Three years later, in 1842, all that was left of that great army
was a single British horseman, spared only so that he could tell
the tale of the peremptory Afghan revenge.
The chief characters of this tome are Alexander Burnes,
a Scottish adventurer at loose in Asia; Bella Garraway, the London
high society debutant with whom he has a brief affair; and the Amir
himself. Given the current international situation, one would have
thought that it would prove instructive to discover more about the
history of this region, before it became a hapless, unsuspecting
venue for a ‘war on terrorism’. But, as Hensher tells us in the
‘Errors and Obligations’ at the end of the book, ‘…this is a pack
of lies, though outlines of my imaginary war occasionally coincide
with those of a real one…’
So, if it makes no claims to historical accuracy,
does it work as fiction? Alas, no. Hensher is not a natural writer,
and provides yet another example of a prevailing trend, that of
perfectly good journalists who think they can cut it as novelists.

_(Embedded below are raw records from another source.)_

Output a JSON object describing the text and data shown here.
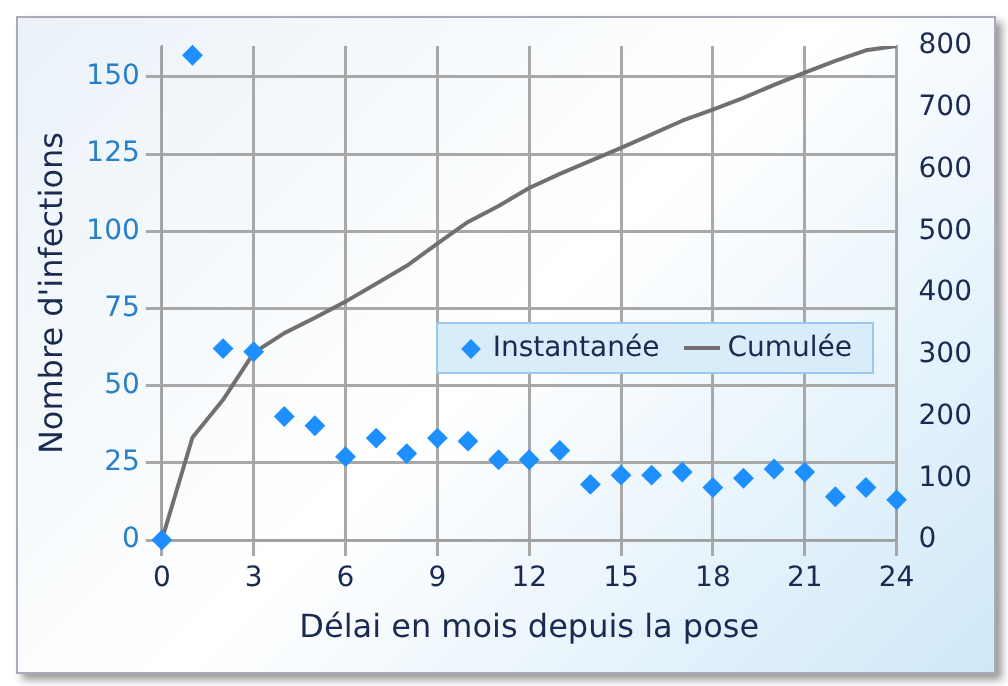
{
  "chart_data": {
    "type": "scatter",
    "xlabel": "Délai en mois depuis la pose",
    "ylabel": "Nombre d'infections",
    "x": [
      0,
      1,
      2,
      3,
      4,
      5,
      6,
      7,
      8,
      9,
      10,
      11,
      12,
      13,
      14,
      15,
      16,
      17,
      18,
      19,
      20,
      21,
      22,
      23,
      24
    ],
    "series": [
      {
        "name": "Instantanée",
        "color": "#1e8fff",
        "marker": "diamond",
        "values": [
          0,
          157,
          62,
          61,
          40,
          37,
          27,
          33,
          28,
          33,
          32,
          26,
          26,
          29,
          18,
          21,
          21,
          22,
          17,
          20,
          23,
          22,
          14,
          17,
          13
        ]
      },
      {
        "name": "Cumulée",
        "type": "line",
        "axis": "y2",
        "color": "#707070",
        "marker": "none",
        "line_style": "solid",
        "values": [
          0,
          166,
          227,
          303,
          335,
          360,
          386,
          415,
          444,
          480,
          515,
          541,
          570,
          593,
          614,
          635,
          657,
          679,
          697,
          716,
          737,
          757,
          776,
          793,
          800
        ]
      }
    ],
    "xlim": [
      0,
      24
    ],
    "xticks": [
      0,
      3,
      6,
      9,
      12,
      15,
      18,
      21,
      24
    ],
    "ylim": [
      0,
      160
    ],
    "yticks": [
      0,
      25,
      50,
      75,
      100,
      125,
      150
    ],
    "y2lim": [
      0,
      800
    ],
    "y2ticks": [
      0,
      100,
      200,
      300,
      400,
      500,
      600,
      700,
      800
    ],
    "grid": true,
    "legend": "right"
  }
}
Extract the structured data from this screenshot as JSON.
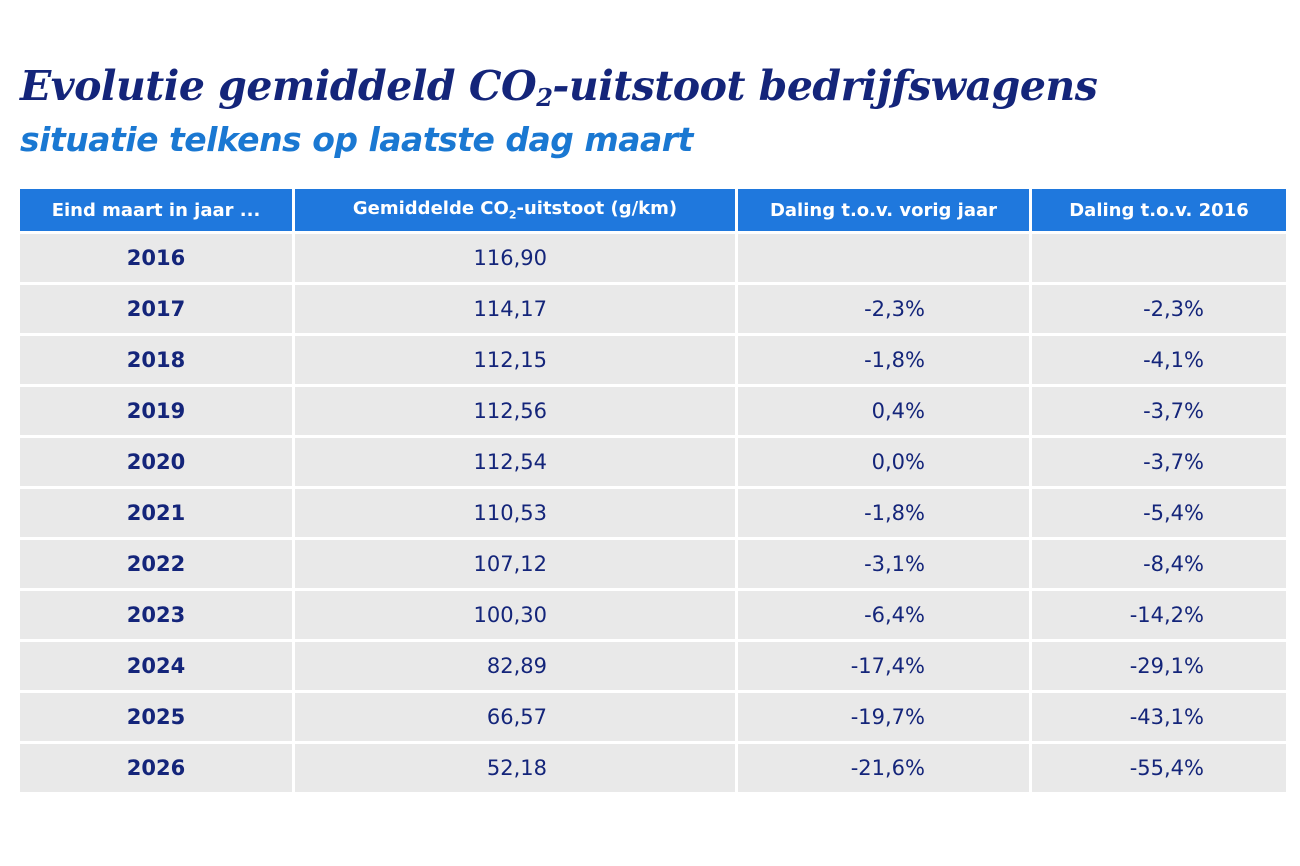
{
  "title": {
    "before": "Evolutie gemiddeld CO",
    "sub": "2",
    "after": "-uitstoot bedrijfswagens"
  },
  "subtitle": "situatie telkens op laatste dag maart",
  "table": {
    "headers": {
      "year": "Eind maart in jaar ...",
      "avg_before": "Gemiddelde CO",
      "avg_sub": "2",
      "avg_after": "-uitstoot (g/km)",
      "prev": "Daling t.o.v. vorig jaar",
      "base": "Daling t.o.v. 2016"
    },
    "rows": [
      {
        "year": "2016",
        "avg": "116,90",
        "prev": "",
        "base": ""
      },
      {
        "year": "2017",
        "avg": "114,17",
        "prev": "-2,3%",
        "base": "-2,3%"
      },
      {
        "year": "2018",
        "avg": "112,15",
        "prev": "-1,8%",
        "base": "-4,1%"
      },
      {
        "year": "2019",
        "avg": "112,56",
        "prev": "0,4%",
        "base": "-3,7%"
      },
      {
        "year": "2020",
        "avg": "112,54",
        "prev": "0,0%",
        "base": "-3,7%"
      },
      {
        "year": "2021",
        "avg": "110,53",
        "prev": "-1,8%",
        "base": "-5,4%"
      },
      {
        "year": "2022",
        "avg": "107,12",
        "prev": "-3,1%",
        "base": "-8,4%"
      },
      {
        "year": "2023",
        "avg": "100,30",
        "prev": "-6,4%",
        "base": "-14,2%"
      },
      {
        "year": "2024",
        "avg": "82,89",
        "prev": "-17,4%",
        "base": "-29,1%"
      },
      {
        "year": "2025",
        "avg": "66,57",
        "prev": "-19,7%",
        "base": "-43,1%"
      },
      {
        "year": "2026",
        "avg": "52,18",
        "prev": "-21,6%",
        "base": "-55,4%"
      }
    ]
  },
  "colors": {
    "title": "#14257a",
    "subtitle": "#1a78d2",
    "header_bg": "#1f78dd",
    "cell_bg": "#e9e9e9"
  }
}
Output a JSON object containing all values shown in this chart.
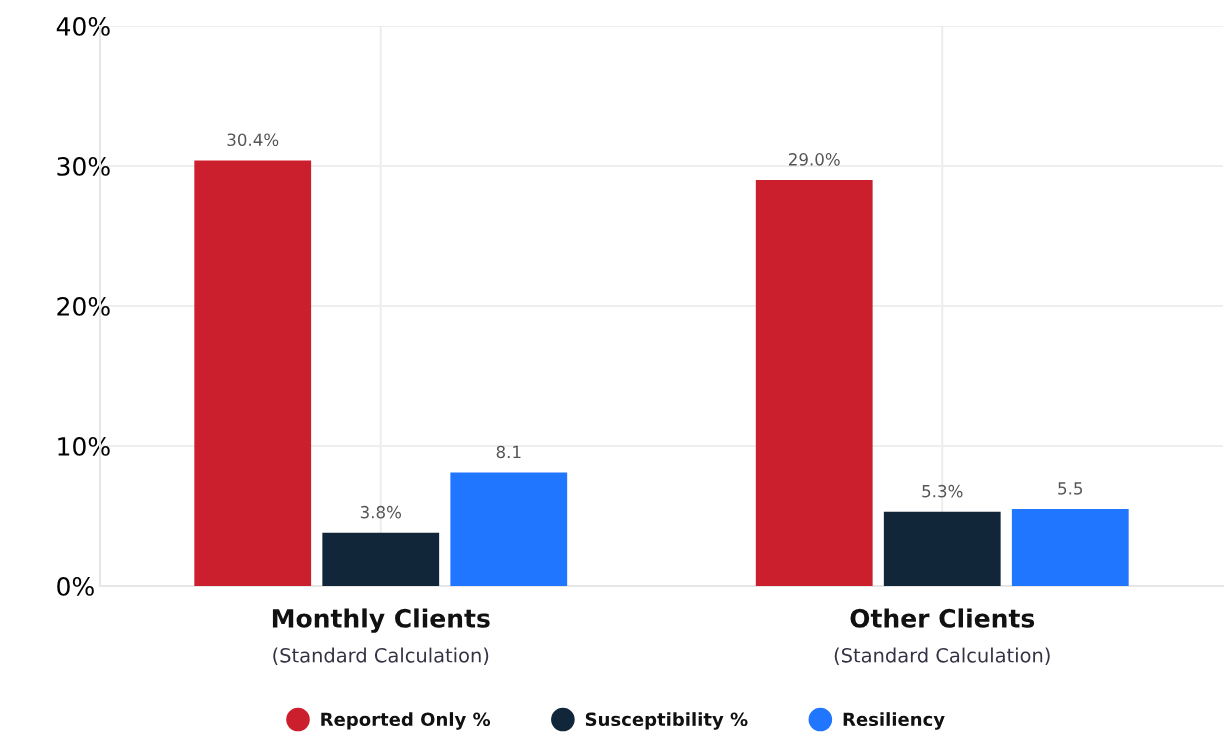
{
  "chart_data": {
    "type": "bar",
    "categories": [
      "Monthly Clients\n(Standard Calculation)",
      "Other Clients\n(Standard Calculation)"
    ],
    "series": [
      {
        "name": "Reported Only %",
        "color": "#cc1f2e",
        "values": [
          30.4,
          29.0
        ],
        "value_labels": [
          "30.4%",
          "29.0%"
        ]
      },
      {
        "name": "Susceptibility %",
        "color": "#12263a",
        "values": [
          3.8,
          5.3
        ],
        "value_labels": [
          "3.8%",
          "5.3%"
        ]
      },
      {
        "name": "Resiliency",
        "color": "#2176ff",
        "values": [
          8.1,
          5.5
        ],
        "value_labels": [
          "8.1",
          "5.5"
        ]
      }
    ],
    "ylim": [
      0,
      40
    ],
    "yticks": [
      {
        "value": 0,
        "label": "0%"
      },
      {
        "value": 10,
        "label": "10%"
      },
      {
        "value": 20,
        "label": "20%"
      },
      {
        "value": 30,
        "label": "30%"
      },
      {
        "value": 40,
        "label": "40%"
      }
    ],
    "grid": true,
    "legend": "bottom",
    "marker": "circle"
  }
}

The rambling story, the thin characterisation and the turgid prose
do nothing to justify the book’s length, and it has none of the
intellectual rigour or metaphysical playfulness that make Antonia
Byatt, who Hensher tells us was the book’s ‘onlie begetter’, and
‘told me bluntly from the beginning that I must write a long novel’,
so entertaining and worth reading.
For, if there is a ‘fairly awful Irish historical
novel’ (rain, miserable upbringing, alcohol abuse, rain, authoritarian
priests, did I mention the rain?), there is also a ‘fairly awful
English historical’ equivalent (pomp and circumstance, dashing hero,
stiff upper lip, pomp and circumstance, wise and virtuous heroine,
let’s not forget the pomp and circumstance). And, while there are
hints of a healthy English revisionist attitude to the legacy of
empire going on here, it still remains for the former imperial power
to produce a writer who will address the empire which has been busy
writing back, via inventive storytellers like Salman Rushdie, and
respond to the colonised’s missives with a matching vigour and élan.